When a mortgage goes bad the lender can often write off the loss as a tax deduction. But today, the North Carolina House is poised to pass a bill which would stick the homeowner with a hefty tax bill if all or part of their mortgage debt is forgiven.
First, some background. For a very long time any form of debt forgiveness was considered, in essence, income by the IRS. And the reasons are obvious. Imagine if a rich uncle gave you a loan for a million dollars and then generously forgave that debt. You’d still have a million bucks and Uncle Sam clearly wanted their piece of that action.
Then, in 2007 the housing market started to crater; some homeowners were stuck with huge mortgages they couldn’t afford. Foreclosures skyrocketed. Enter the 2007 Mortgage Forgiveness and Debt Relief Act. "It was a federal law that allowed homeowners who were doing short sales and getting debt forgiven by other means to not have that forgiven debt be taxable income," explains Daren Blomquist, senior vice president of Realtytrac which tracks real estate sales and foreclosures across the country.
When the law was passed lenders were getting hammered and something needed to be done. The law helped spur short sales, where homes were sold for less than the mortgage, after part of that debt was written off. "Many people were encouraging short sales," says Blomquist, since they were viewed as "a great solution to a problem of homeowners who have gotten in over their heads. But if they get this huge tax bill on top of that that’s really not helping them out at the end of the day."

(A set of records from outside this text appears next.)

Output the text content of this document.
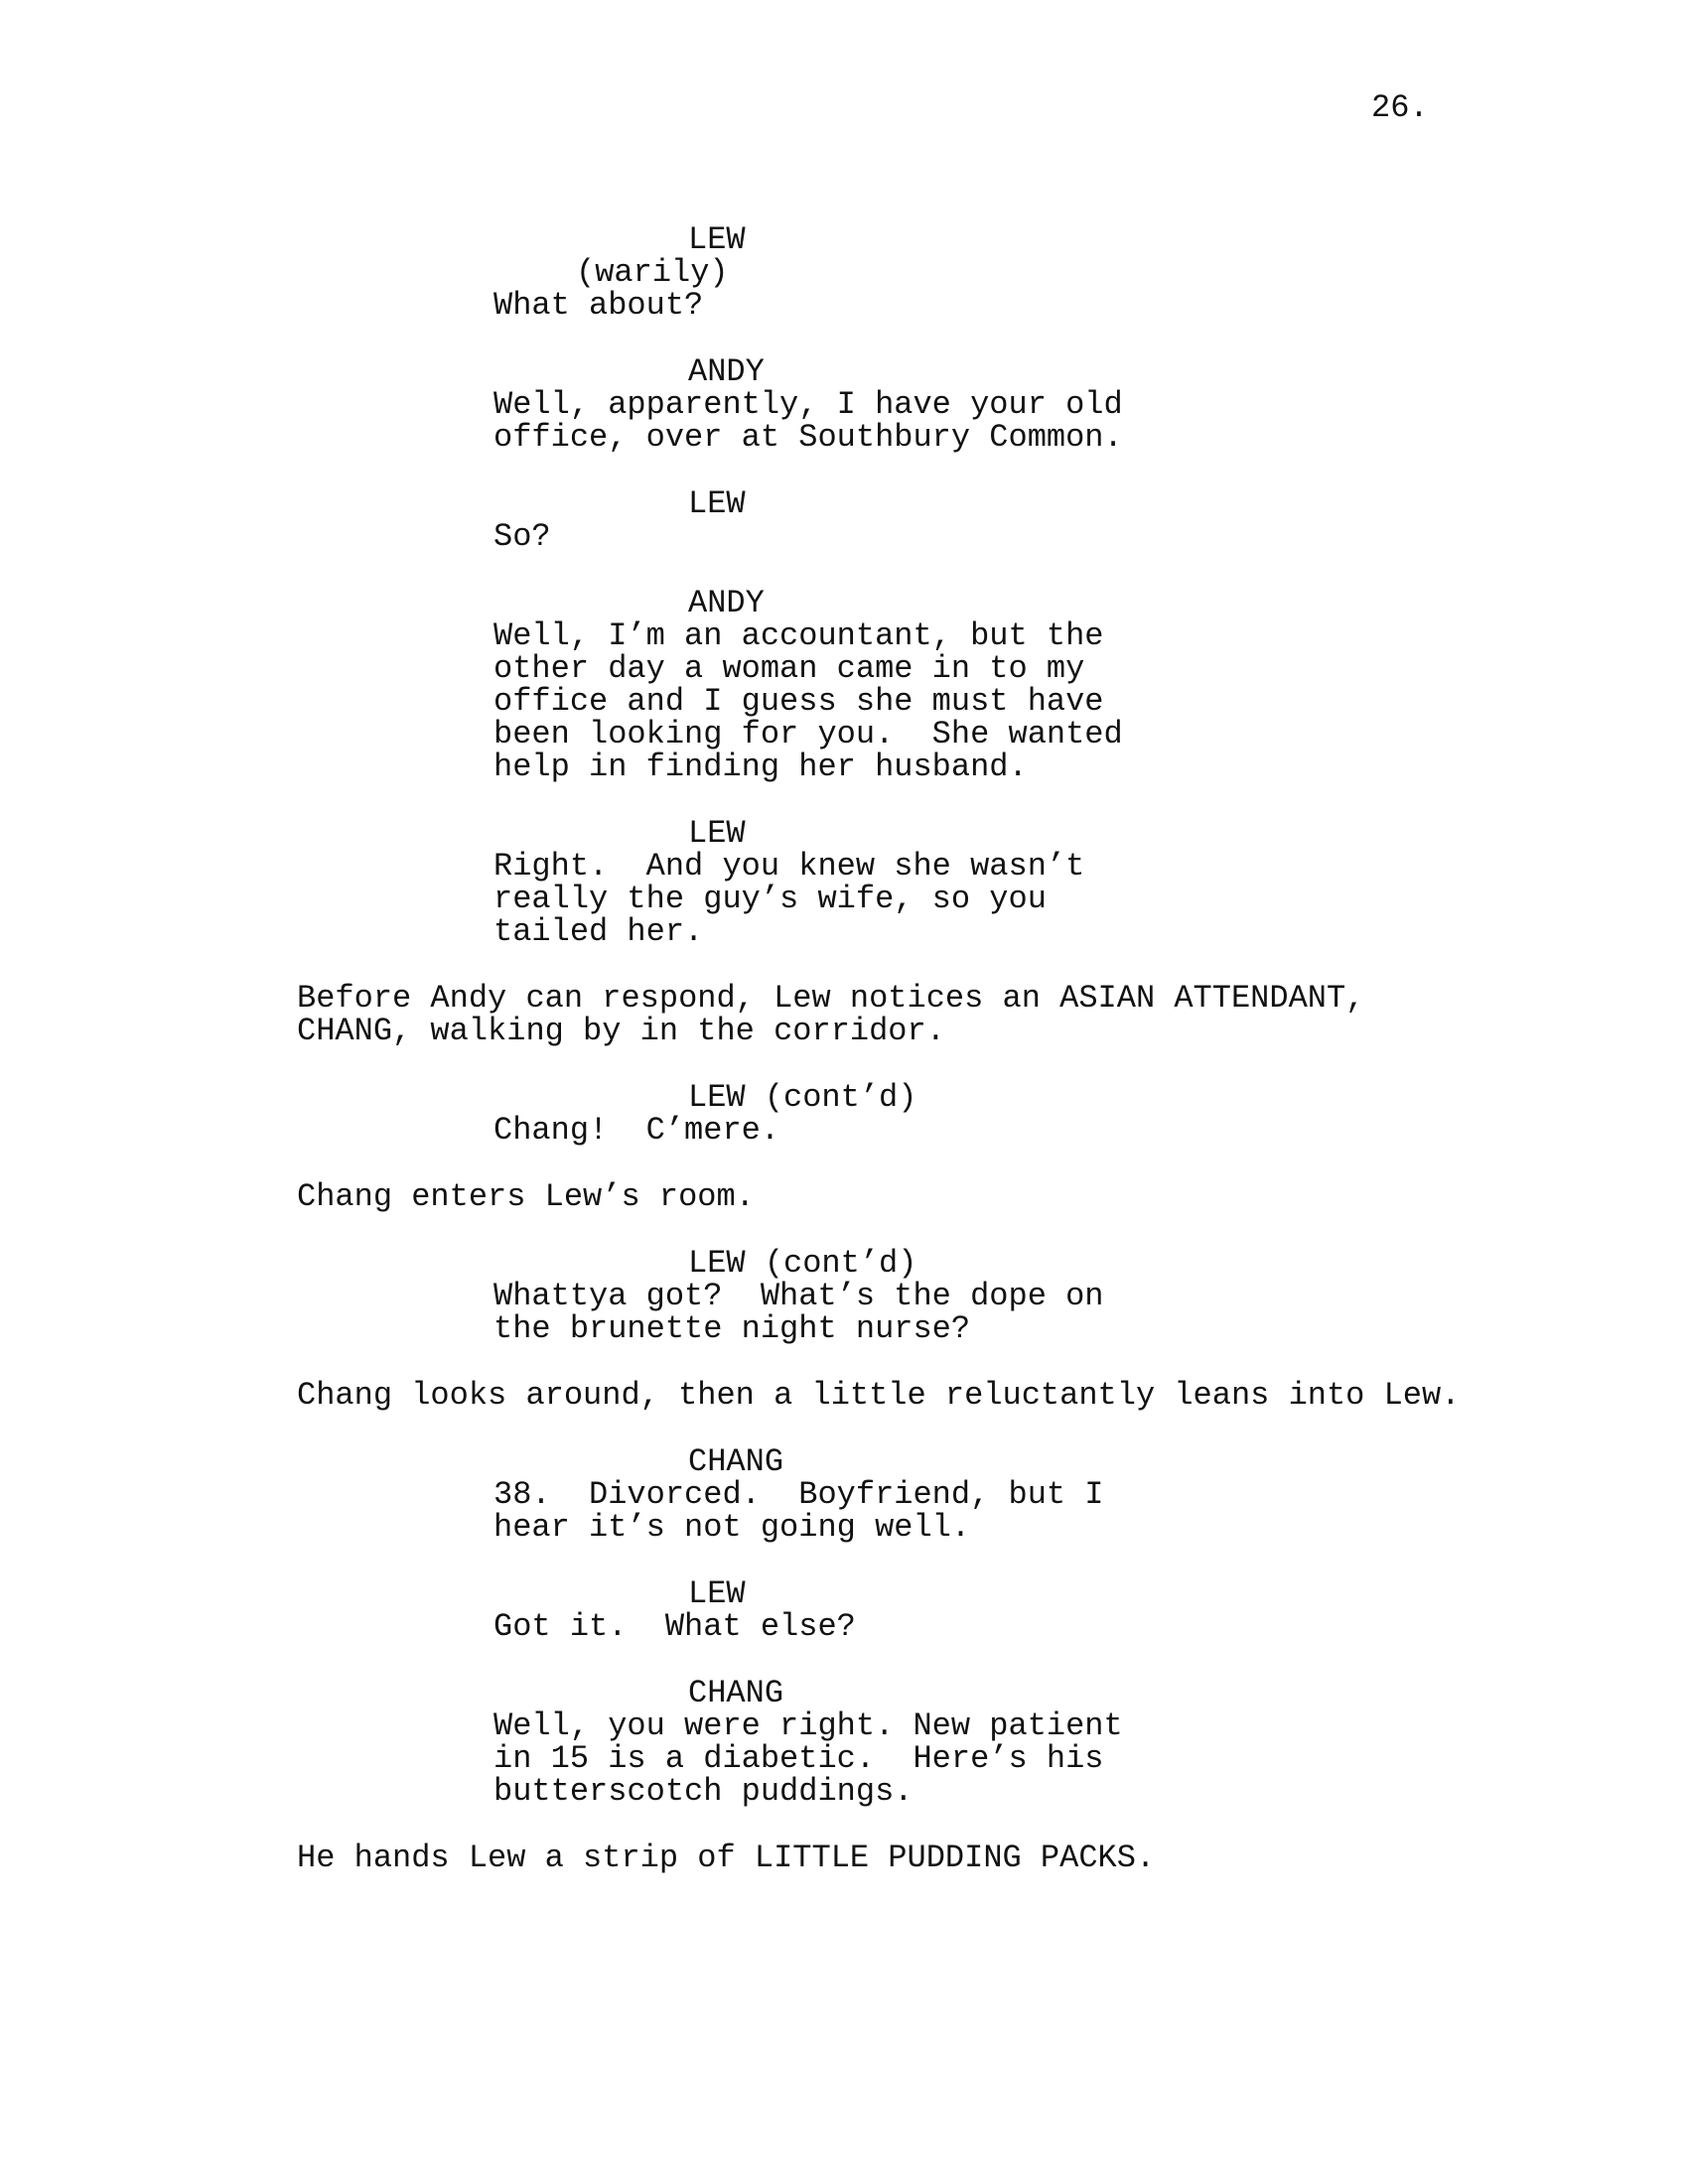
26.
LEW
(warily)
What about?
ANDY
Well, apparently, I have your old
office, over at Southbury Common.
LEW
So?
ANDY
Well, I’m an accountant, but the
other day a woman came in to my
office and I guess she must have
been looking for you.  She wanted
help in finding her husband.
LEW
Right.  And you knew she wasn’t
really the guy’s wife, so you
tailed her.
Before Andy can respond, Lew notices an ASIAN ATTENDANT,
CHANG, walking by in the corridor.
LEW (cont’d)
Chang!  C’mere.
Chang enters Lew’s room.
LEW (cont’d)
Whattya got?  What’s the dope on
the brunette night nurse?
Chang looks around, then a little reluctantly leans into Lew.
CHANG
38.  Divorced.  Boyfriend, but I
hear it’s not going well.
LEW
Got it.  What else?
CHANG
Well, you were right. New patient
in 15 is a diabetic.  Here’s his
butterscotch puddings.
He hands Lew a strip of LITTLE PUDDING PACKS.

Why a huge tax bill? Let’s say you had a $100,000 mortgage. You sold the house for $80,000 and the lender forgave the remaining $20,000. Without the tax break that $20,000 would be taxed as a lump sum payment, just like a bonus. Thus, a big tax bill.
Flash forward to today. The debt forgiveness act is still in effect on the federal level but the General Assembly now wants their piece of that pie. "The mortgage crisis of 2008, 2009, the short sales and the foreclosures from that, all those mortgages have been resolved by now." That's what Republican representative John Szoka of Cumberland County told the House Finance Committee on Tuesday. Szoka is a mortgage lender by trade. "What I am seeing people applying for credit now, if they have issues, it’s not from the mortgage crisis. It’s from decisions and local market conditions wherever they live that have happened since then."
Blomquist from Realtytrac agrees, the housing crisis is largely behind us. But there are still plenty of North Carolina homeowners this could affect. Those who are underwater, meaning they owe more on their mortgage than their house is worth. "In North Carolina, 10 percent of homeowners are underwater. Which is still a little bit high. But its below the national average of 11.5 percent. And if we look at Charlotte specifically, the percentage of underwater homeowners is at 8.8 percent."
A normal rate of underwater homeowners he adds is around 5 percent.
And there are other reasons homeowners can seek debt forgiveness like the loss of a job, bankruptcy due to, say, huge health care expenses.
There’s another aspect to this tax bill which affects far more homeowners. It would eliminate your ability to deduct interest paid on mortgage insurance, known commonly as PMI. "That’s a benefit that helps homeowners. It reduces their tax burden," says Al Ripley, Director of the Consumer and Housing Project at the NC Justice Center. "And if that happens in conjunction with having to pay this additional tax, than that is of course a concern as well."
A final vote on the bill is scheduled in the North Carolina House on Wednesday. It has already been passed by the Senate.